Tuesday, October 4, 2011

Florida Unclaimed Property Action Nets More Than $1 Million for Public Schools

We have spent a few posts here talking about unclaimed property auctions.  And, to be honest, we've also spent some time in this space making fun of some of the items that are available for auction.  That being said, unclaimed property auctions do serve a very serious, and very useful, service.  For example, according to the South Florida Sun-Sentinel, Florida's recent unclaimed property auction raised over $1 million that will be used to fund local schools.
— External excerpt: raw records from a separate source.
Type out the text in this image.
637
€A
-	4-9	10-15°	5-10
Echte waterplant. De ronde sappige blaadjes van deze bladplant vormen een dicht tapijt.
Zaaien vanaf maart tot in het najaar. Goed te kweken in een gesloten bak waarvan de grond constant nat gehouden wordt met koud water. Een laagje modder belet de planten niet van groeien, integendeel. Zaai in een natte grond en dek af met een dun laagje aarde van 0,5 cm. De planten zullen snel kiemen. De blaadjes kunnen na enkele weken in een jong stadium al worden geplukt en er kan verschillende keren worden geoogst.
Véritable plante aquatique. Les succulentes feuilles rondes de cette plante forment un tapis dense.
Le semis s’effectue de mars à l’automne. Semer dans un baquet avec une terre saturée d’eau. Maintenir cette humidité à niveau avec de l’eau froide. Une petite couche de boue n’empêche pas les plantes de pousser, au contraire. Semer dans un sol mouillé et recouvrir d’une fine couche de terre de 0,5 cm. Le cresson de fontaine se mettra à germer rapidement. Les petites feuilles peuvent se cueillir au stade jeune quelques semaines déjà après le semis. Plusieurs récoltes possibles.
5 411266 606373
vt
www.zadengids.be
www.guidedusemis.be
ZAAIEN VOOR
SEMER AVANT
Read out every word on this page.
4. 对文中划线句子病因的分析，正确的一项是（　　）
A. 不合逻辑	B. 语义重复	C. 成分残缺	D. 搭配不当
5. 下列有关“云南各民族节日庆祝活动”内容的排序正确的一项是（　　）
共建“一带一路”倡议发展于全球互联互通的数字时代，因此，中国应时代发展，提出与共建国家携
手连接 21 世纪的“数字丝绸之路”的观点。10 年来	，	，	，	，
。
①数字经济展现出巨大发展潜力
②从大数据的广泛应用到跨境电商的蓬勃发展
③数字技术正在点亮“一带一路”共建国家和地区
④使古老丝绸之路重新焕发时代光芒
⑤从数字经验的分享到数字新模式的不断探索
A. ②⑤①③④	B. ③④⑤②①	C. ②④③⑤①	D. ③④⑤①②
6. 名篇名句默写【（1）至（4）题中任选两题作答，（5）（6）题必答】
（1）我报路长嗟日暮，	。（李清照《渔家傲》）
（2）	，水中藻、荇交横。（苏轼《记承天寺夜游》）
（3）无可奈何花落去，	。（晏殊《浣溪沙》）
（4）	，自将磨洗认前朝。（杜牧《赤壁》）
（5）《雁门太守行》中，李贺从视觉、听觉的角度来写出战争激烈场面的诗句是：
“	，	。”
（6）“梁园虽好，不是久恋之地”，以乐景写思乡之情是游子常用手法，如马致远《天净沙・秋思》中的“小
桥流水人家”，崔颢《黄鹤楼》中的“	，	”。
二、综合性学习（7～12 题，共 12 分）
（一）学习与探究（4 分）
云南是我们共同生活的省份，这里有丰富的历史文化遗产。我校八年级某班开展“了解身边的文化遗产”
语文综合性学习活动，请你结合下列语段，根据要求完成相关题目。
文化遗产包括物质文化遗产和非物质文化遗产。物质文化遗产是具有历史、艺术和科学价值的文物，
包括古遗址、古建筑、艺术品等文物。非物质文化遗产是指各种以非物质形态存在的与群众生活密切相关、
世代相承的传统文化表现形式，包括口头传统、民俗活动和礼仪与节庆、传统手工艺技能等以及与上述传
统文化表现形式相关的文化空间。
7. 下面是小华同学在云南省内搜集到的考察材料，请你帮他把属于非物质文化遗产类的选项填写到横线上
In the current economy, and in light of the budget difficulties that many states face, every public dollar is important.

In the event you are a Missouri reader interested in unclaimed property auctions in the Show-Me-State, the Missouri Department of Treasury is holding an unclaimed property auction today in Columbia, MO.  Among the items available for auction is the autograph of the "Wizard of Oz." (this one, not this one).

Monday, October 3, 2011

$78 Million in Found Money Returned in Japan

We often post articles in this space about the efforts of governments (and sometimes private individuals) to reunite owners with their money.  Often, these efforts are mandated by law, and involve thousands of dollars.  That being the case, we were astounded by the ongoing efforts in Japan arising from that country's recent natural disasters.

According to an article in the Los Angeles Times, Japanese firemen, police officers, rescuers, and private citizens have found, and returned, an astounding $78 million dollars in currency that was found in the wreckage caused by the earthquake and tsunami. In light of the more than 25,000 people who were lost as a result of this tragedy, most of the money will likely go unclaimed (in which case, according to the article, the money will become the property of the government).  Even so, in a time where we are often confronted by story after story of those who seek to capitalize on tragedy, the article provides a welcome reminder of the honesty and decency of many.